Mixed membership model - label switching?

I’m attempting to fit a mixed membership model a la Erosheva, Feinberg, and Lafferty (2004). In the model, I persons answer J items and each item has Lj response levels (i.e., not all items must have the same number of response levels). Each person belongs probabilistically to one of K response profiles and each profile has as distribution of possible responses to each item.
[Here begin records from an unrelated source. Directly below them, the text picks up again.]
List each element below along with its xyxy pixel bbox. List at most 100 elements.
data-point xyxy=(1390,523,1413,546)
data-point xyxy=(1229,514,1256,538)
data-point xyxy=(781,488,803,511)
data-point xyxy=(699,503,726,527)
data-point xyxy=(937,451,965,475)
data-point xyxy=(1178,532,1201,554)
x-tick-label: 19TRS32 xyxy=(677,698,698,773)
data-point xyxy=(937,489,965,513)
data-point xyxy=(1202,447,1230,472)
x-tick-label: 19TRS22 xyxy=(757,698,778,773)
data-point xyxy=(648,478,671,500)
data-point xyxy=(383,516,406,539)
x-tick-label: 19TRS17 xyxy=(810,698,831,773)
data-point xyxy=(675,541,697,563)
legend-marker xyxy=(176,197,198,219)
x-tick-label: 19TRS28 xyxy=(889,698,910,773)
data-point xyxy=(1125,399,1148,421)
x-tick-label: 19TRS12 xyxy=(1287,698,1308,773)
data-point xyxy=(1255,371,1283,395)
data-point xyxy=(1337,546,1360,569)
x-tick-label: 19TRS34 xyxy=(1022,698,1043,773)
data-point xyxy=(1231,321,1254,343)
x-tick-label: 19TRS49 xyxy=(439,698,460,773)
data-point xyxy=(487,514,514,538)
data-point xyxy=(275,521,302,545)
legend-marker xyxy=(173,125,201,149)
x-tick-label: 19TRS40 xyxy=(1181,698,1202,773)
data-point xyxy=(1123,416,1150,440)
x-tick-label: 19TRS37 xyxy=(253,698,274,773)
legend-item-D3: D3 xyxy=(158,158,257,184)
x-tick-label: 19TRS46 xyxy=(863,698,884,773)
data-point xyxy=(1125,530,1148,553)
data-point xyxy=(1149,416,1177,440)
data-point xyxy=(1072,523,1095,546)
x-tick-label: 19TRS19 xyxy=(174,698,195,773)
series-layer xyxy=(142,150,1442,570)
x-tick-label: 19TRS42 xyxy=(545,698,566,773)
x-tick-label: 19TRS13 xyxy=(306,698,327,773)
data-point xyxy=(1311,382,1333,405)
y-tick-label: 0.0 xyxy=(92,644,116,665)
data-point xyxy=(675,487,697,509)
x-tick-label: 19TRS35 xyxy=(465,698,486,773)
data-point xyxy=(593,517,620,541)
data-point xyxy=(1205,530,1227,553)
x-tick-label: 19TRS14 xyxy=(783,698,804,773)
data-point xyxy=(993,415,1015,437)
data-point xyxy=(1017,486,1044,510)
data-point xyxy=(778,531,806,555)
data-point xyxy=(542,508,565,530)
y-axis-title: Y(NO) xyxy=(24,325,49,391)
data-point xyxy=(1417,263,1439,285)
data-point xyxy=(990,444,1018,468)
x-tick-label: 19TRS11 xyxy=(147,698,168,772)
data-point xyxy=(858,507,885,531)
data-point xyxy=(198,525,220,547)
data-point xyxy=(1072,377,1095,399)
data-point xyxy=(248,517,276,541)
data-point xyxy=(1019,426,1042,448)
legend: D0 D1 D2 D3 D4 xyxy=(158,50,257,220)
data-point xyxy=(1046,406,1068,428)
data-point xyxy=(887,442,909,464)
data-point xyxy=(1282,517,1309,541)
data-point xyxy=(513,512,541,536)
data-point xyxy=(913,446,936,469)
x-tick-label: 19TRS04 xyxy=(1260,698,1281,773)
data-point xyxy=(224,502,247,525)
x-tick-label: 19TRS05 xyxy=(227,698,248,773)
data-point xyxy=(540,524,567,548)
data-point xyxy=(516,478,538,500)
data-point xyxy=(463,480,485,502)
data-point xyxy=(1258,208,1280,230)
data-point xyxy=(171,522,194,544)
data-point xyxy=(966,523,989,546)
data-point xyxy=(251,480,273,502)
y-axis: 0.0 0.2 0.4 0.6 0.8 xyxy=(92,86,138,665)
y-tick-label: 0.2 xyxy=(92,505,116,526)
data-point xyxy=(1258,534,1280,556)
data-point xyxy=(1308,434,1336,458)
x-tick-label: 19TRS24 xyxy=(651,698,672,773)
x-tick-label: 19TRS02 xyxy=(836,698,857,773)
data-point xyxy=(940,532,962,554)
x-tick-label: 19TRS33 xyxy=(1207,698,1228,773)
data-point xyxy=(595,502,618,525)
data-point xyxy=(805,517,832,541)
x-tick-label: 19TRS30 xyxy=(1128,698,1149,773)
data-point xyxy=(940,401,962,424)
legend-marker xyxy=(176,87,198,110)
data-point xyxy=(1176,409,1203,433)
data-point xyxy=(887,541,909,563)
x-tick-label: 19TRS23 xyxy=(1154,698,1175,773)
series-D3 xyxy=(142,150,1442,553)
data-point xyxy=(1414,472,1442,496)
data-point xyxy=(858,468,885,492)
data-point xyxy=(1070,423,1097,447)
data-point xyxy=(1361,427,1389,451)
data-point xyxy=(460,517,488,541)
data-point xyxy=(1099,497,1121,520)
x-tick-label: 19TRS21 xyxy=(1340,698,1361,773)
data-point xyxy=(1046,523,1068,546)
I borrowed quite a bit from the Stan manual to set up marginalization and avoid data augmentation. I also hacked a ragged array into a vector of values and one of indices, (cs and Slj), but that technique has worked for me in the past.

Code:

data {
  int<lower=1> K; // profiles
  int<lower=1> I; // persons
  int<lower=1> J; // items
  int<lower=2> L[J]; // response levels per item
  int<lower=2> Slj; // sum of L, J; total number of response levels across aSlj items
  int<lower=1> cs[J + 1]; // cumulative sum of levels per item, with '1' added at index 1.
  int<lower=0> y[I,J]; // responses
}
transformed data {
  real<lower=0> pg;

  pg = 1.0 / K;
}
parameters {
  positive_ordered[K] eta1;
  vector<lower=0>[K] eta[I - 1];
  vector<lower=0>[Slj] gamma[K];
}
transformed parameters {
  vector[K] log_q_z[I];
  vector<lower=0>[Slj] beta[K];
  vector<lower=0>[K] theta[I];

  theta[1] = eta1 / sum(eta1);
  for (i in 2:I) {
    theta[i] = eta[i - 1] / sum(eta[i - 1]);
  }
  for (k in 1:K) {
    for (j in 1:J) {
      beta[k, cs[j]:cs[j + 1]] = gamma[k, cs[j]:cs[j + 1]] / sum(gamma[k, cs[j]:cs[j + 1]]);
    }
  }

  for (i in 1:I) {
    log_q_z[i] = log(theta[i]);
    for (j in 1:J) {
      for (k in 1:K) {
        log_q_z[i,k] = log_q_z[i,k] + log(beta[k,cs[j] + y[i,j]]);
      }
    }
  }
}
model {
  for (i in 1:I) {
    if (i == 1) {
      target += exponential_lpdf(eta1 | pg);
      } else {
      target += exponential_lpdf(eta[i - 1] | pg);
    }
    target += log_sum_exp(log_q_z[i]);
  }
  
  for (k in 1:K) {
    target += exponential_lpdf(gamma[k] | pg);
  }
}

I believe the problem I’m having is label-switching – I consistently get reasnoably N_eff and Rhat for all parameters in up to K-2 of the possible profiles, but then terrible mixing for at least two of the remaining profiles.

I attempted to constrain the estimates a bit. First, I made the probabilities for K at i = 1 ordered, hoping that the ordering the profiles relative to the probability of i = 1’s membership in them would help. I also attempted initializing profile membership by first running K-means on the responses and setting the first value on each subject i’s membership in a category based on that. I also tried refactoring to only cover cases where all items have the same number of responses, which made a lot of the model simpler, but had the same problem.

Have I misspecified the model? Are there other tricks I’m missing?

Code:
mm.stan (1.3 KB)

Simulated Data and R script:

Thanks.

Not that I know of. These are just some fundamental problems in these kinds of models. You are missing some vectorization possibilities, like that this

for (k in 1:K) {
    target += exponential_lpdf(gamma[k] | pg);
  }

can just be

target += expondnetial_lpdf(gamma | pg);

or more efficiently to avoid constants,

gamma ~ exponential(pg);

The best thign I can recommend is Michael’s case study on mixtures:

http://mc-stan.org/users/documentation/case-studies/identifying_mixture_models.html

There’s also some discussion in the problematic posteriors chapter of the manual and in the mixture sections.

Thanks, Bob! I suspected this was a deeper problem.

+1 for the case study on mixtures, though, that’s a great resource.